The Future of the REAL World

So the topic for today was how to use current web services to improve the way that we communicate in real space. We have all these tools to help us to send e-mail, to chat online, and store files on websites, but we haven’t used the same principles to build our real-life workspaces. In large part, we can use the same criteria to build a highly interactive physical workspace that we did for the workspaces online, like

1) storage of information: right now on the web you see vast repositories of data. people can storing things like images, applications, and movie clips in databases to be accessed by members of project teams. What this does is creat a library that is accessible 24 hours a day, in any place that a user might be. the analog equivalent of that could be a workspace that constantly documents the progress of a project, by taking pictures at constant intervals, or allowing the project team to easily take notes and post updates on the project.

2) Team member interaction: another thing that the web does very well is allow people to communicate easily with each other. Currently the standard methods are things like email and instant messenging. The real-life equivalent of this can be workspaces where these tools are built into the environment, by using large plasma displays or audible cues that draw users’ attention to them.

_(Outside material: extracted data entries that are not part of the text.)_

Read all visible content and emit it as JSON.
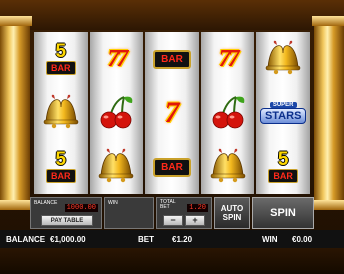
{
  "reels": [
    [
      "5bar",
      "bell",
      "5bar"
    ],
    [
      "77",
      "cherries",
      "bell"
    ],
    [
      "bar",
      "7",
      "bar"
    ],
    [
      "77",
      "cherries",
      "bell"
    ],
    [
      "bell",
      "superstars",
      "5bar"
    ]
  ],
  "symbols": {
    "five_bar_number": "5",
    "bar_text": "BAR",
    "seven": "7",
    "double_seven": "77",
    "superstars_top": "SUPER",
    "superstars_main": "STARS"
  },
  "panel": {
    "balance_label": "BALANCE",
    "balance_digits": "1000.00",
    "paytable_label": "PAY TABLE",
    "win_label": "WIN",
    "total_bet_label": "TOTAL BET",
    "total_bet_digits": "1.20",
    "minus_label": "−",
    "plus_label": "+",
    "autospin_label": "AUTO SPIN",
    "spin_label": "SPIN"
  },
  "status": {
    "balance_label": "BALANCE",
    "balance_value": "€1,000.00",
    "bet_label": "BET",
    "bet_value": "€1.20",
    "win_label": "WIN",
    "win_value": "€0.00"
  }
}
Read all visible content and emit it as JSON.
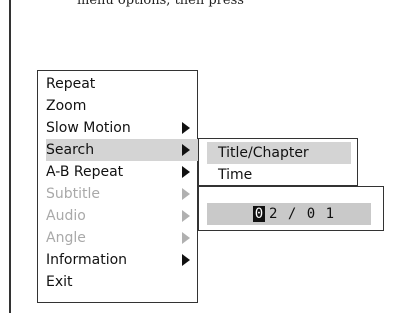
{
  "header": {
    "text": "menu options, then press"
  },
  "main_menu": {
    "items": [
      {
        "label": "Repeat",
        "state": "enabled",
        "has_submenu": false
      },
      {
        "label": "Zoom",
        "state": "enabled",
        "has_submenu": false
      },
      {
        "label": "Slow Motion",
        "state": "enabled",
        "has_submenu": true
      },
      {
        "label": "Search",
        "state": "selected",
        "has_submenu": true
      },
      {
        "label": "A-B Repeat",
        "state": "enabled",
        "has_submenu": true
      },
      {
        "label": "Subtitle",
        "state": "disabled",
        "has_submenu": true
      },
      {
        "label": "Audio",
        "state": "disabled",
        "has_submenu": true
      },
      {
        "label": "Angle",
        "state": "disabled",
        "has_submenu": true
      },
      {
        "label": "Information",
        "state": "enabled",
        "has_submenu": true
      },
      {
        "label": "Exit",
        "state": "enabled",
        "has_submenu": false
      }
    ]
  },
  "search_submenu": {
    "items": [
      {
        "label": "Title/Chapter",
        "state": "selected"
      },
      {
        "label": "Time",
        "state": "enabled"
      }
    ]
  },
  "search_input": {
    "cursor_digit": "0",
    "rest": "2 / 0 1"
  },
  "colors": {
    "selection": "#d4d4d4",
    "disabled_text": "#a9a9a9",
    "input_background": "#c9c9c9"
  },
  "icons": {
    "submenu_arrow": "right-triangle-icon"
  }
}
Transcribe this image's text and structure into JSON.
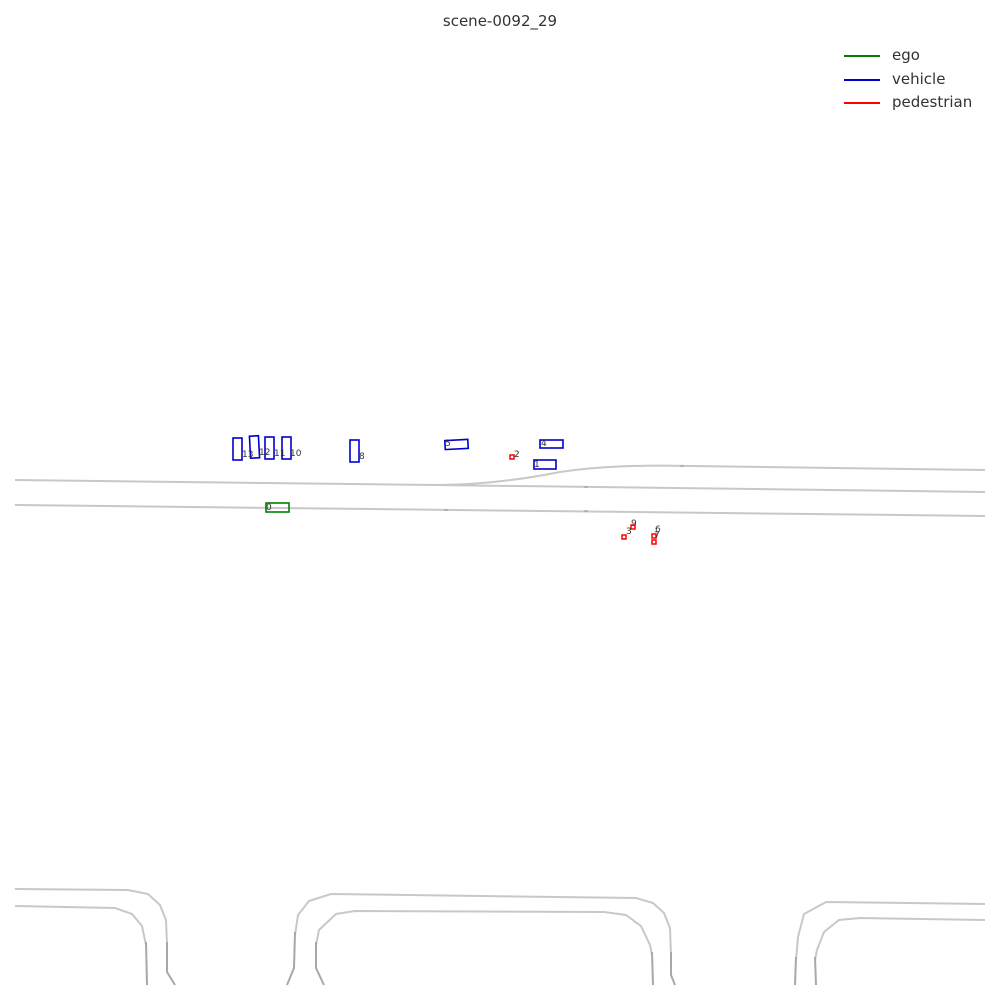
{
  "title": "scene-0092_29",
  "legend": [
    {
      "label": "ego",
      "color": "#008000"
    },
    {
      "label": "vehicle",
      "color": "#0000cc"
    },
    {
      "label": "pedestrian",
      "color": "#ff0000"
    }
  ],
  "agents": [
    {
      "id": "0",
      "type": "ego"
    },
    {
      "id": "1",
      "type": "vehicle"
    },
    {
      "id": "2",
      "type": "pedestrian"
    },
    {
      "id": "3",
      "type": "pedestrian"
    },
    {
      "id": "4",
      "type": "vehicle"
    },
    {
      "id": "5",
      "type": "vehicle"
    },
    {
      "id": "6",
      "type": "pedestrian"
    },
    {
      "id": "7",
      "type": "pedestrian"
    },
    {
      "id": "8",
      "type": "vehicle"
    },
    {
      "id": "9",
      "type": "pedestrian"
    },
    {
      "id": "10",
      "type": "vehicle"
    },
    {
      "id": "11",
      "type": "vehicle"
    },
    {
      "id": "12",
      "type": "vehicle"
    },
    {
      "id": "13",
      "type": "vehicle"
    }
  ],
  "colors": {
    "lane": "#c8c8c8",
    "lane_dark": "#a8a8a8",
    "text": "#333333"
  }
}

3) information resource: the phrase “googling” has become ubiquitous these days, referring to the way that millions of people every day use the search engine Google for finding information that they need. For one to do so in real spaces you must create a similar knowledge base, like the Internet, or have all of the movers and shakers of the community in one place, so they can be asked questions by members of the community. Apple has done a similar thing with the genius bar at their retail stores. there you have people who are paid to sit and answer questions specifically about Apple products. When you extend that to the entire realm of knowledge, obviously no set of people is going to know all the answers. But if you can create a place where whoever is involved in the creation of things wants to come to work, then all you have to do is find a way to query that knowledge base. This can be done in various ways, including things like holding contests with prizes for the person who answers a question in the best way.

obviously this is just scratching the surface, but it is interesting to think that these principles are universal. many other groups are working on these sorts of workspaces, especially here at Stanford.